I am a senior research fellow at the Mercatus Center at George Mason University. As part of its mission, Mercatus Center scholars conduct independent legal and economic analyses to assess agency rulemakings and proposals from the perspective of consumers and the public.
Attached is my law review article about spectrum policy, which is responsive to several NTIA queries.
NTIA Query 1. Have previous efforts to facilitate sharing, whether statically or dynamically, proven successful in promoting more intensive spectrum use while protecting incumbents? Static sharing works fairly well compared to dynamic sharing.
My article notes:
After 25 years of forecasts that dynamic sharing is right around the corner, dynamic sharing is still largely in the research and development stage. . . . In contrast, clearing incumbents with overlays in similar swaths of spectrum leads to investment and consumer welfare gains orders of magnitude larger, sometimes within months of auction.
NTIA Query 2. Are there market-based, system-performance based or other approaches that would make it easier for federal agencies to share or make spectrum available while maintaining federal missions?

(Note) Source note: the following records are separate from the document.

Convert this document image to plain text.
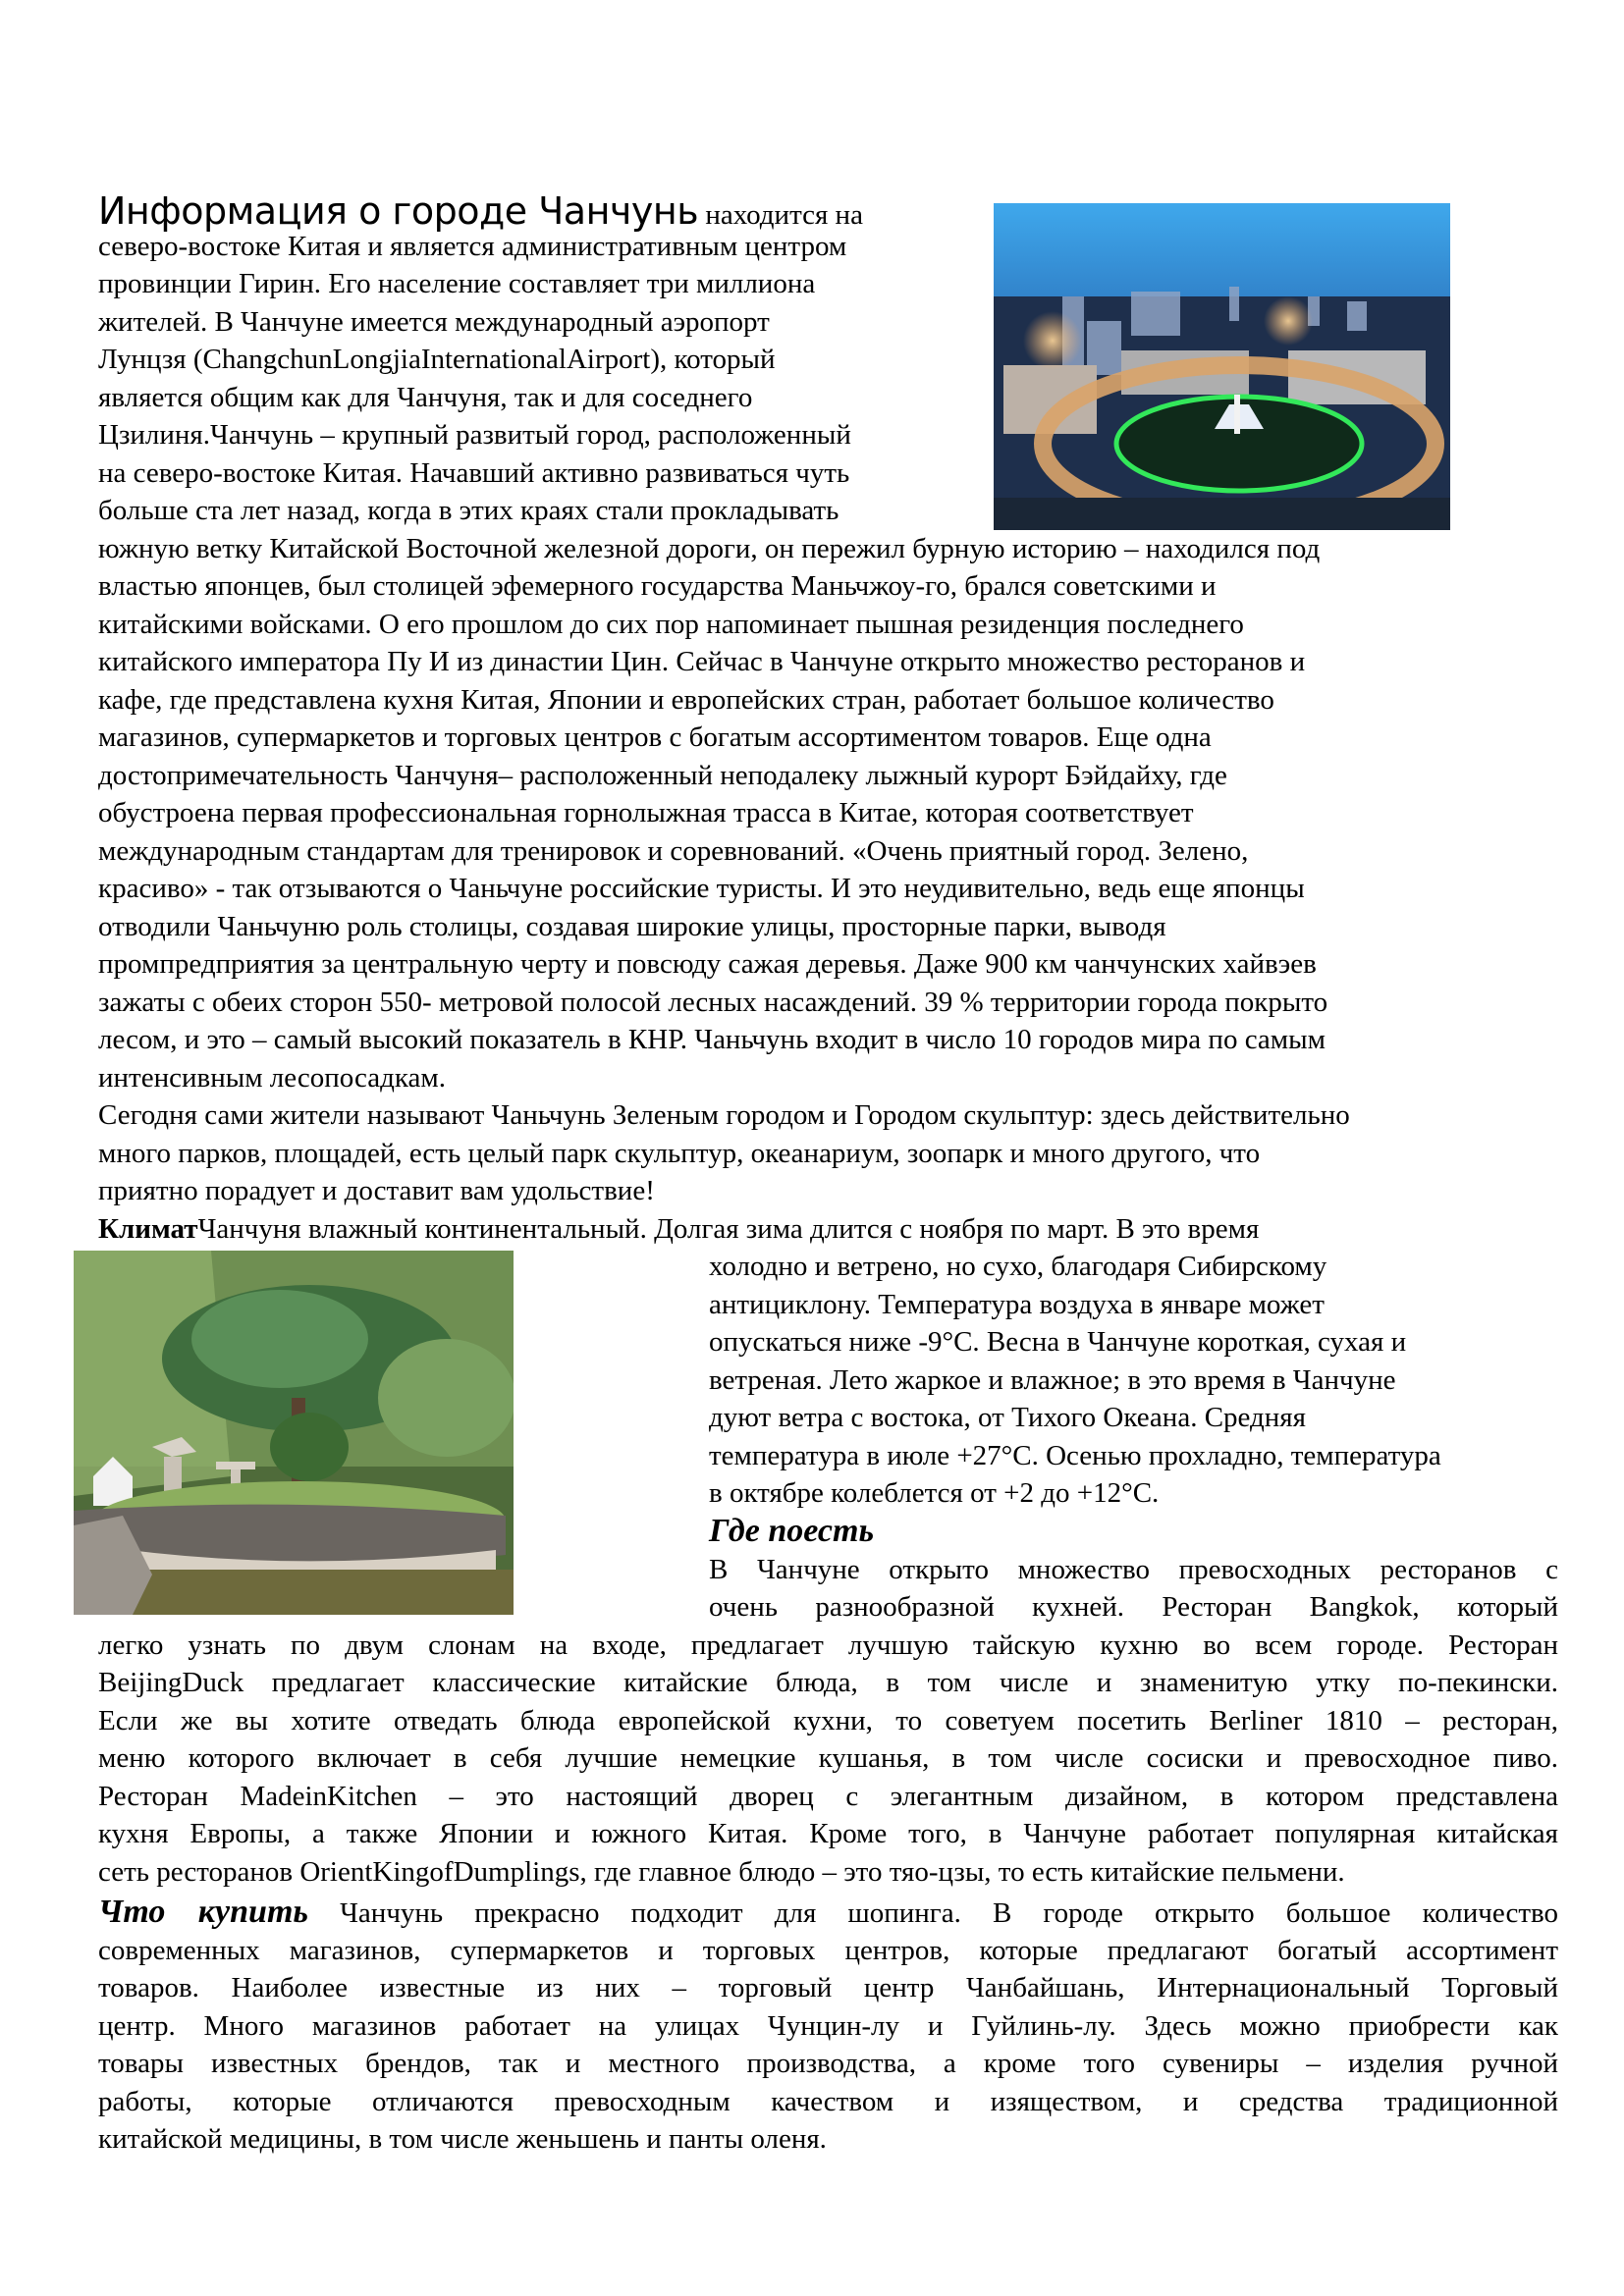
Информация о городе Чанчунь находится на
северо-востоке Китая и является административным центром
провинции Гирин. Его население составляет три миллиона
жителей. В Чанчуне имеется международный аэропорт
Лунцзя (ChangchunLongjiaInternationalAirport), который
является общим как для Чанчуня, так и для соседнего
Цзилиня.Чанчунь – крупный развитый город, расположенный
на северо-востоке Китая. Начавший активно развиваться чуть
больше ста лет назад, когда в этих краях стали прокладывать
южную ветку Китайской Восточной железной дороги, он пережил бурную историю – находился под
властью японцев, был столицей эфемерного государства Маньчжоу-го, брался советскими и
китайскими войсками. О его прошлом до сих пор напоминает пышная резиденция последнего
китайского императора Пу И из династии Цин. Сейчас в Чанчуне открыто множество ресторанов и
кафе, где представлена кухня Китая, Японии и европейских стран, работает большое количество
магазинов, супермаркетов и торговых центров с богатым ассортиментом товаров. Еще одна
достопримечательность Чанчуня– расположенный неподалеку лыжный курорт Бэйдайху, где
обустроена первая профессиональная горнолыжная трасса в Китае, которая соответствует
международным стандартам для тренировок и соревнований. «Очень приятный город. Зелено,
красиво» - так отзываются о Чаньчуне российские туристы. И это неудивительно, ведь еще японцы
отводили Чаньчуню роль столицы, создавая широкие улицы, просторные парки, выводя
промпредприятия за центральную черту и повсюду сажая деревья. Даже 900 км чанчунских хайвэев
зажаты с обеих сторон 550- метровой полосой лесных насаждений. 39 % территории города покрыто
лесом, и это – самый высокий показатель в КНР. Чаньчунь входит в число 10 городов мира по самым
интенсивным лесопосадкам.
Сегодня сами жители называют Чаньчунь Зеленым городом и Городом скульптур: здесь действительно
много парков, площадей, есть целый парк скульптур, океанариум, зоопарк и много другого, что
приятно порадует и доставит вам удольствие!
КлиматЧанчуня влажный континентальный. Долгая зима длится с ноября по март. В это время
холодно и ветрено, но сухо, благодаря Сибирскому
антициклону. Температура воздуха в январе может
опускаться ниже -9°С. Весна в Чанчуне короткая, сухая и
ветреная. Лето жаркое и влажное; в это время в Чанчуне
дуют ветра с востока, от Тихого Океана. Средняя
температура в июле +27°С. Осенью прохладно, температура
в октябре колеблется от +2 до +12°С.
Где поесть
В Чанчуне открыто множество превосходных ресторанов с
очень разнообразной кухней. Ресторан Bangkok, который
легко узнать по двум слонам на входе, предлагает лучшую тайскую кухню во всем городе. Ресторан
BeijingDuck предлагает классические китайские блюда, в том числе и знаменитую утку по-пекински.
Если же вы хотите отведать блюда европейской кухни, то советуем посетить Berliner 1810 – ресторан,
меню которого включает в себя лучшие немецкие кушанья, в том числе сосиски и превосходное пиво.
Ресторан MadeinKitchen – это настоящий дворец с элегантным дизайном, в котором представлена
кухня Европы, а также Японии и южного Китая. Кроме того, в Чанчуне работает популярная китайская
сеть ресторанов OrientKingofDumplings, где главное блюдо – это тяо-цзы, то есть китайские пельмени.
Что купить Чанчунь прекрасно подходит для шопинга. В городе открыто большое количество
современных магазинов, супермаркетов и торговых центров, которые предлагают богатый ассортимент
товаров. Наиболее известные из них – торговый центр Чанбайшань, Интернациональный Торговый
центр. Много магазинов работает на улицах Чунцин-лу и Гуйлинь-лу. Здесь можно приобрести как
товары известных брендов, так и местного производства, а кроме того сувениры – изделия ручной
работы, которые отличаются превосходным качеством и изяществом, и средства традиционной
китайской медицины, в том числе женьшень и панты оленя.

The NTIA and FCC should consider prioritizing the clearing of legacy users and auctioning overlay licenses, which grant auction winners:
- primary rights to any unused spectrum in the band,
- secondary rights to spectrum in the band that is being used by an incumbent, and
- exclusive rights to bargain with existing users occupying portions of the band.
Versions of this overlay license method have been articulated by, among others, now-FCC chair Jessica Rosenworcel. It has been described as a “promising mechanism” by the Commerce Spectrum Management Advisory Committee’s Spectrum Efficiency Subcommittee.

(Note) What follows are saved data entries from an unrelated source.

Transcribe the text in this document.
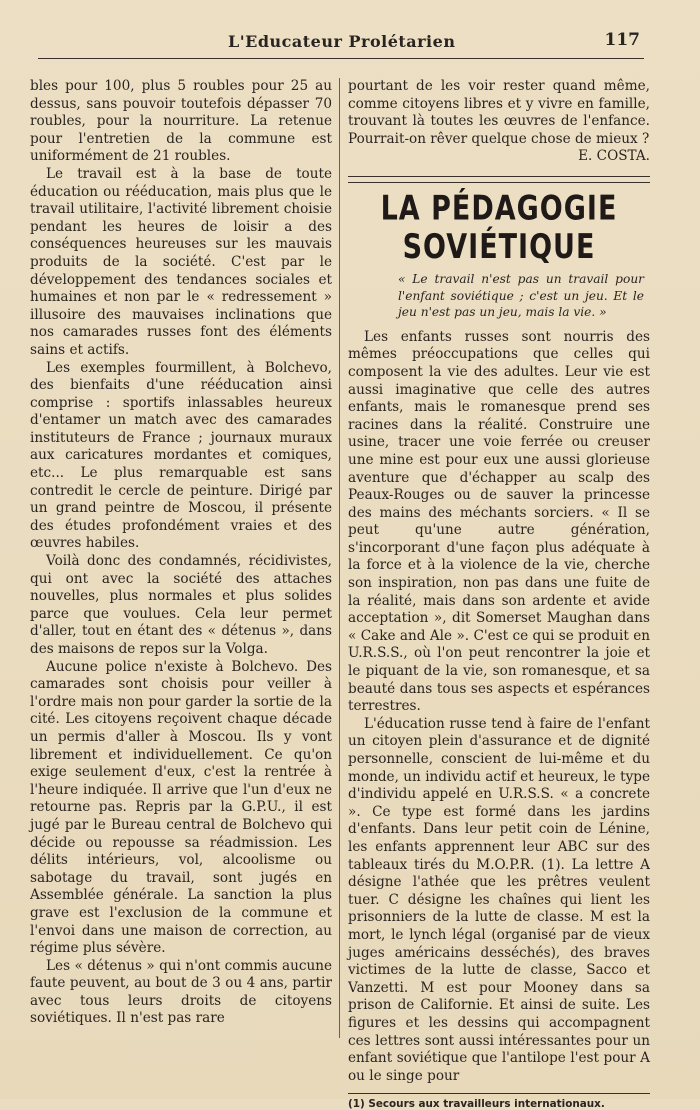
L'Educateur Prolétarien	117

bles pour 100, plus 5 roubles pour 25 au dessus, sans pouvoir toutefois dépasser 70 roubles, pour la nourriture. La retenue pour l'entretien de la commune est uniformément de 21 roubles.

Le travail est à la base de toute éducation ou rééducation, mais plus que le travail utilitaire, l'activité librement choisie pendant les heures de loisir a des conséquences heureuses sur les mauvais produits de la société. C'est par le développement des tendances sociales et humaines et non par le « redressement » illusoire des mauvaises inclinations que nos camarades russes font des éléments sains et actifs.

Les exemples fourmillent, à Bolchevo, des bienfaits d'une rééducation ainsi comprise : sportifs inlassables heureux d'entamer un match avec des camarades instituteurs de France ; journaux muraux aux caricatures mordantes et comiques, etc... Le plus remarquable est sans contredit le cercle de peinture. Dirigé par un grand peintre de Moscou, il présente des études profondément vraies et des œuvres habiles.

Voilà donc des condamnés, récidivistes, qui ont avec la société des attaches nouvelles, plus normales et plus solides parce que voulues. Cela leur permet d'aller, tout en étant des « détenus », dans des maisons de repos sur la Volga.

Aucune police n'existe à Bolchevo. Des camarades sont choisis pour veiller à l'ordre mais non pour garder la sortie de la cité. Les citoyens reçoivent chaque décade un permis d'aller à Moscou. Ils y vont librement et individuellement. Ce qu'on exige seulement d'eux, c'est la rentrée à l'heure indiquée. Il arrive que l'un d'eux ne retourne pas. Repris par la G.P.U., il est jugé par le Bureau central de Bolchevo qui décide ou repousse sa réadmission. Les délits intérieurs, vol, alcoolisme ou sabotage du travail, sont jugés en Assemblée générale. La sanction la plus grave est l'exclusion de la commune et l'envoi dans une maison de correction, au régime plus sévère.

Les « détenus » qui n'ont commis aucune faute peuvent, au bout de 3 ou 4 ans, partir avec tous leurs droits de citoyens soviétiques. Il n'est pas rare

pourtant de les voir rester quand même, comme citoyens libres et y vivre en famille, trouvant là toutes les œuvres de l'enfance. Pourrait-on rêver quelque chose de mieux ?

E. COSTA.
LA PÉDAGOGIE SOVIÉTIQUE

« Le travail n'est pas un travail pour l'enfant soviétique ; c'est un jeu. Et le jeu n'est pas un jeu, mais la vie. »

Les enfants russes sont nourris des mêmes préoccupations que celles qui composent la vie des adultes. Leur vie est aussi imaginative que celle des autres enfants, mais le romanesque prend ses racines dans la réalité. Construire une usine, tracer une voie ferrée ou creuser une mine est pour eux une aussi glorieuse aventure que d'échapper au scalp des Peaux-Rouges ou de sauver la princesse des mains des méchants sorciers. « Il se peut qu'une autre génération, s'incorporant d'une façon plus adéquate à la force et à la violence de la vie, cherche son inspiration, non pas dans une fuite de la réalité, mais dans son ardente et avide acceptation », dit Somerset Maughan dans « Cake and Ale ». C'est ce qui se produit en U.R.S.S., où l'on peut rencontrer la joie et le piquant de la vie, son romanesque, et sa beauté dans tous ses aspects et espérances terrestres.

L'éducation russe tend à faire de l'enfant un citoyen plein d'assurance et de dignité personnelle, conscient de lui-même et du monde, un individu actif et heureux, le type d'individu appelé en U.R.S.S. « a concrete ». Ce type est formé dans les jardins d'enfants. Dans leur petit coin de Lénine, les enfants apprennent leur ABC sur des tableaux tirés du M.O.P.R. (1). La lettre A désigne l'athée que les prêtres veulent tuer. C désigne les chaînes qui lient les prisonniers de la lutte de classe. M est la mort, le lynch légal (organisé par de vieux juges américains desséchés), des braves victimes de la lutte de classe, Sacco et Vanzetti. M est pour Mooney dans sa prison de Californie. Et ainsi de suite. Les figures et les dessins qui accompagnent ces lettres sont aussi intéressantes pour un enfant soviétique que l'antilope l'est pour A ou le singe pour

(1) Secours aux travailleurs internationaux.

NTIA Query 3. NTIA is pursuing a time-based spectrum sharing solution called the incumbent informing capability (IIC) to support spectrum sharing between federal and non-federal users. What are some recommendations for developing an enduring, scalable mechanism for managing shared spectrum access using the IIC or other similar mechanism, with the goal of increasing the efficiency of spectrum use?
Intra-organization “time-based spectrum sharing” is routinely accomplished via orthogonal frequency division multiplexing and other technologies. However, forcing agencies and operators into, in contrast, inter-organization time-based sharing techniques will likely face significant resistance and problems due to differing technologies, use cases, and valuations of the underlying spectrum. A better approach to increase efficiency is to allow payment and spectrum trades between organizations (like agencies and commercial operators). However, in my article, I point out that, under current law, federal agencies generally cannot sell or transfer their spectrum to commercial users, thus locking spectrum resources into inefficient federal systems and creating a starvation mindset among all spectrum users. NTIA should examine changes needed in federal law to allow federal agencies to gain a substantial cut of auction proceeds when “their” spectrum is auctioned for commercial uses.
This, and the other responsive analysis can be found in the article attached below. Thank you for the opportunity to comment in this proceeding.